I would add that I think you should try to add a logical definition to transport activity and/or to these three RO terms that makes the implicit knowledge you applied to this thread explicit in the ontology.

ukemi commented 4 years ago

@goodb, yes this is a correct summary of the tasks. Hopefully it's ok. But this exercise points out future strategies that we can use to find areas of these models that need examination. One thing that I have been meaning to ask you for a while. It is my interpretation that the Shex works only on assertions. Is there a way we can make it work on the inferences? I've run across a couple of cases where it would be useful.

One thing I did realize last night is that we can't make the class-level relationships between motors and transporter activities. Although sometimes microtubule and microfilament motors move things from place to place and are involved in the process of transport, ciliary dynein and muscle myosin are motors but don't transport anything. They serve as the motors for filament sliding, but not transport. I don't know why I didn't think of this yesterday considering my past.

"I would add that I think you should try to add a logical definition to transport activity and/or to these three RO terms that makes the implicit knowledge you applied to this thread explicit in the ontology."

I'd love to talk to you about this in more detail. I've wanted to do this with lots of the 'macro' relations in the ontology for a long time. For the transport ones, I can't figure out how to specify one generic place from another generic place, ie two different places.

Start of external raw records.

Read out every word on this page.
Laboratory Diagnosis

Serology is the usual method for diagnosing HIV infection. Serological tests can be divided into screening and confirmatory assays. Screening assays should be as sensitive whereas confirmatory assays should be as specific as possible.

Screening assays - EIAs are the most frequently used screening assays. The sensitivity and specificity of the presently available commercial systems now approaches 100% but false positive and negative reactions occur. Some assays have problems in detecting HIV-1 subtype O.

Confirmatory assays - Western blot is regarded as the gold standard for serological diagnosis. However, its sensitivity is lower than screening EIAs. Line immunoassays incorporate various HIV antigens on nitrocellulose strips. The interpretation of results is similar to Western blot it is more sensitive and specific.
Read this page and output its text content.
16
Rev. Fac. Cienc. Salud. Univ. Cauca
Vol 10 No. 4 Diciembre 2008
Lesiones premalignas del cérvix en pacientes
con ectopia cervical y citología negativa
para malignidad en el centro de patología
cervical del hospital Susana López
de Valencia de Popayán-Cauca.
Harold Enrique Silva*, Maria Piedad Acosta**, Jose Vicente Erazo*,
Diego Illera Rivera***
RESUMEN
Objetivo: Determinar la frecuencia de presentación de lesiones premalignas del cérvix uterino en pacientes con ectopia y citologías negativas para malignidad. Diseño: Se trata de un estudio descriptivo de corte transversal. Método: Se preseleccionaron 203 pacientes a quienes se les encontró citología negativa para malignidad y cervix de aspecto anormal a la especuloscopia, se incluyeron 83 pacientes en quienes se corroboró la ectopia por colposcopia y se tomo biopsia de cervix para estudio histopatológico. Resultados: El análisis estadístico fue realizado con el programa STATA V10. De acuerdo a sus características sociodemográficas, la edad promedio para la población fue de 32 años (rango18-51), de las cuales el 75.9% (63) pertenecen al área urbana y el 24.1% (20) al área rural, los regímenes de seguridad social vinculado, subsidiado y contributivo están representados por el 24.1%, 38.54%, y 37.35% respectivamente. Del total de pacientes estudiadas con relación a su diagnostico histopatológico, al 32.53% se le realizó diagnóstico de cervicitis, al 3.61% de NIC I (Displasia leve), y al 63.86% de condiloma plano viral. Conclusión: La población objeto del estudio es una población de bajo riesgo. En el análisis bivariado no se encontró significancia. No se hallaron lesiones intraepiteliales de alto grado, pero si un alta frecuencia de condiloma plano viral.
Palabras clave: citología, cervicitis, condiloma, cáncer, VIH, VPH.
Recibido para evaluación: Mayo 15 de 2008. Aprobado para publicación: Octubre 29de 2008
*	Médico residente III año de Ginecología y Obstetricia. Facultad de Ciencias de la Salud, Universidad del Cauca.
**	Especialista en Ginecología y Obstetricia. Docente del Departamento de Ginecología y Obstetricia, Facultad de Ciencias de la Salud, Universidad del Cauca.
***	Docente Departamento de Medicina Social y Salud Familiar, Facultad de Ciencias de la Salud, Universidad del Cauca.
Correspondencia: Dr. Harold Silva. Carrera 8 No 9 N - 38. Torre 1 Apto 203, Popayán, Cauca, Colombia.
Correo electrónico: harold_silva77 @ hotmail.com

I don't think it's possible in obo, but probably is in OWL.

goodb commented 4 years ago

@ukemi

It is my interpretation that the Shex works only on assertions. Is there a way we can make it work on the inferences? I've run across a couple of cases where it would be useful.

The shex check is executed on the inferred models. This is actually required to make it work because it is how we match the shapes (e.g. MolecularFunction shape) to the instances in the graph that they should match (e.g. any instance typed as a child of Molecular Function). If there is an example where this doesn't seem to be happening, please let me know so I can look into it.

logical definition to transport activity

I can't think of a way to say that the start/end locations must be different places in OWL off the top of my head. May be impossible without using a rule. But, I think you could make a useful definition for the high level transporter activity without that declaration. e.g. molecular_function and ('transports or maintains localization of' some 'chemical entity') and ('has target start location' some 'cellular anatomical entity') and ('has target end location' some 'cellular anatomical entity')

You could even leave off the start/end location and just use the transports or maintains... property.
Children of transporter activity could then specify the start/end bits as needed.

ukemi commented 4 years ago

@goodb. This proposal for transporter makes perfect sense. I suspect it wasn't implemented originally because we didn't have the cellular anatomical entity class. https://github.com/geneontology/go-ontology/issues/20001

goodb commented 4 years ago

Closing - all models behaving as desired above. the transport properties are only added when the class of the activity is a subclass of transporter activity.